Arrivando al piano terra abbiamo ovviamente il dovere di fare i compiti a casa. E lavorare per eliminare i tanti spread della nostra economia reale con il benchmark tedesco. Rilancio dell’istruzione, riduzione del digital divide, valorizzazione degli immensi giacimenti culturali, riduzione dei costi della burocrazia, riforma della giustizia civile per accorciare la durata dei processi, lotta all’evasione con restituzione delle somme ottenute in termini di minore pressione fiscale per tutti sono solo alcune delle linee di azione urgenti. E largamente condivisibili da tutte le forze politiche.
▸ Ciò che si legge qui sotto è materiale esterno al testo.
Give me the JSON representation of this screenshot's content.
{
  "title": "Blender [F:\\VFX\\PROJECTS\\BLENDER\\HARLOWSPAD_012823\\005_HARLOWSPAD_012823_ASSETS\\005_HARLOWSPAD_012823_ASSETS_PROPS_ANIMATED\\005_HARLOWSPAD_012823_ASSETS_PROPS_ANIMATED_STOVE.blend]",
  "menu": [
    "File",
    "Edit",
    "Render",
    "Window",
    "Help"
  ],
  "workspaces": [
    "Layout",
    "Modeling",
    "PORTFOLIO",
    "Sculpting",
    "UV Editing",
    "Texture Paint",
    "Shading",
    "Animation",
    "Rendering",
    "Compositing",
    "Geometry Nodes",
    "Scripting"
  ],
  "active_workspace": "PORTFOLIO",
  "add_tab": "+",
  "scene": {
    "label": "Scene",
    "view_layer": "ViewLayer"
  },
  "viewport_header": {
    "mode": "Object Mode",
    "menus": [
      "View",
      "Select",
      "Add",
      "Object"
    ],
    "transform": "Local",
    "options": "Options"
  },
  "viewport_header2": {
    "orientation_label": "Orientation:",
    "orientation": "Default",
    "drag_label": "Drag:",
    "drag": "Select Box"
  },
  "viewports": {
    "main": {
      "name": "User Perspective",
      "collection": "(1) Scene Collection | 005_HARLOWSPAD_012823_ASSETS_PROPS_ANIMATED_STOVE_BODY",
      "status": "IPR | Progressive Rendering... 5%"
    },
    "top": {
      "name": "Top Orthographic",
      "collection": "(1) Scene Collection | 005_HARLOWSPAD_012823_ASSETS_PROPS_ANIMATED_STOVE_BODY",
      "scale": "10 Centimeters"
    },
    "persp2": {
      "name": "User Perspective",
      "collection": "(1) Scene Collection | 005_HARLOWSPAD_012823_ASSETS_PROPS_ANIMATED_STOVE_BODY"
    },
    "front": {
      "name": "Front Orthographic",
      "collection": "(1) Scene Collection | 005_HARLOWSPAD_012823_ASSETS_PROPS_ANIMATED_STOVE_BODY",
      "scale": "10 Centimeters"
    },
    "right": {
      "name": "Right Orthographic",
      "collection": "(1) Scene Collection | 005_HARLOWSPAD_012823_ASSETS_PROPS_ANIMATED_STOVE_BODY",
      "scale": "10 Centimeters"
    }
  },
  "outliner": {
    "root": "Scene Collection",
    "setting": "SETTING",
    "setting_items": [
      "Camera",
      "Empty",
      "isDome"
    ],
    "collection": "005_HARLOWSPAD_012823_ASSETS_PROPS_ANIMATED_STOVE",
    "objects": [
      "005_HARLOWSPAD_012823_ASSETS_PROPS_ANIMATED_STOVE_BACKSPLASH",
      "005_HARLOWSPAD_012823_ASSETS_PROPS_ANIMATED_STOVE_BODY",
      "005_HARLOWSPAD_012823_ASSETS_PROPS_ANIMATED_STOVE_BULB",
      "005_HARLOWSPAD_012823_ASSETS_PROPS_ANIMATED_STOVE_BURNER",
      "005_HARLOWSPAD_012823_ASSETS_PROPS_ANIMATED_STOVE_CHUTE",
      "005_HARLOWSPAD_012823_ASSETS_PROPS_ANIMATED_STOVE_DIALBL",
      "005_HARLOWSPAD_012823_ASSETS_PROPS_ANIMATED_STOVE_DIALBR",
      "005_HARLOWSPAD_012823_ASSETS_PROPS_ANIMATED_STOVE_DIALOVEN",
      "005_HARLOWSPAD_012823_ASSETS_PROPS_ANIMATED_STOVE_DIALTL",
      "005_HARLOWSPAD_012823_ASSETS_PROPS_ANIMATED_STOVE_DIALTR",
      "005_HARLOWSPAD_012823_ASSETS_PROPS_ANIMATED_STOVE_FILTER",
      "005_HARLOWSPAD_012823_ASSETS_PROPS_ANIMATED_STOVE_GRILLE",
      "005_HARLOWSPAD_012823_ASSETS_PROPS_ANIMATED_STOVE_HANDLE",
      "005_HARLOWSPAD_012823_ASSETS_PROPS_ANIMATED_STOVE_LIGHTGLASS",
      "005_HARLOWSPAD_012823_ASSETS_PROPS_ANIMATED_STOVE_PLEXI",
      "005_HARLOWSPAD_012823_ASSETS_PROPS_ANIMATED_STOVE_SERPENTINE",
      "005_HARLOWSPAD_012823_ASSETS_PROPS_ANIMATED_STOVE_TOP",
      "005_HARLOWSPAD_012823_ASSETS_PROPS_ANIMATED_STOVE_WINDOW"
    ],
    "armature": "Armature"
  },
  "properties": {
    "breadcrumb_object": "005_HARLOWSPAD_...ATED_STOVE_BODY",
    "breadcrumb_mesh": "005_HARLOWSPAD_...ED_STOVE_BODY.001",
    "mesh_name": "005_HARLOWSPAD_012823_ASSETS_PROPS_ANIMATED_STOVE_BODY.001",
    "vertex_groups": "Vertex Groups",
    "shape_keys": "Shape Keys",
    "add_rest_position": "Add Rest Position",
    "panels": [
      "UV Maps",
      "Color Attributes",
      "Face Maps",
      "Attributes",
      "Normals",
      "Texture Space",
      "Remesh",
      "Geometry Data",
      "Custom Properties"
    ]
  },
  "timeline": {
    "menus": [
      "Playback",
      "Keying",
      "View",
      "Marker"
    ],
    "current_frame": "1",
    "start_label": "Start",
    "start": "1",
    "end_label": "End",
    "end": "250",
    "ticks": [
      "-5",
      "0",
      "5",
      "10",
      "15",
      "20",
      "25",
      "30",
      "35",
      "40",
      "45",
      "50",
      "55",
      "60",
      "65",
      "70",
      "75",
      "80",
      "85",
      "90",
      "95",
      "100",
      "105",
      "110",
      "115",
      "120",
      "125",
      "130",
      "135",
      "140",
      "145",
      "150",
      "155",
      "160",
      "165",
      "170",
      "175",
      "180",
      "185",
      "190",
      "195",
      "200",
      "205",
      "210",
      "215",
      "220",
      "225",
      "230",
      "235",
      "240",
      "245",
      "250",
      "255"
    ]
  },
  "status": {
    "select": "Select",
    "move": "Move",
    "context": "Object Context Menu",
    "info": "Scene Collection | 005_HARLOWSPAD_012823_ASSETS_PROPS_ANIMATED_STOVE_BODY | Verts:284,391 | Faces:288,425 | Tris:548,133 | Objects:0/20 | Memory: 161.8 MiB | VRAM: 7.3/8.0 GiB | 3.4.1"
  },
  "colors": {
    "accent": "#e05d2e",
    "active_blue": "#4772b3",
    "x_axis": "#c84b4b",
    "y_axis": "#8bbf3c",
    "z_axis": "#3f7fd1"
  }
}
Per questo non capiamo i balletti di questi giorni. Vivremo un grande revival dell’onestà e del moralismo ma siamo paralizzati da un eccesso di tatticismo. Abbiamo grande nostalgia ed urgente bisogno di persone competenti e socialmente sensibili che abbiamo il coraggio di assumersi responsabilità e di sporcarsi le mani con l’attività di governo.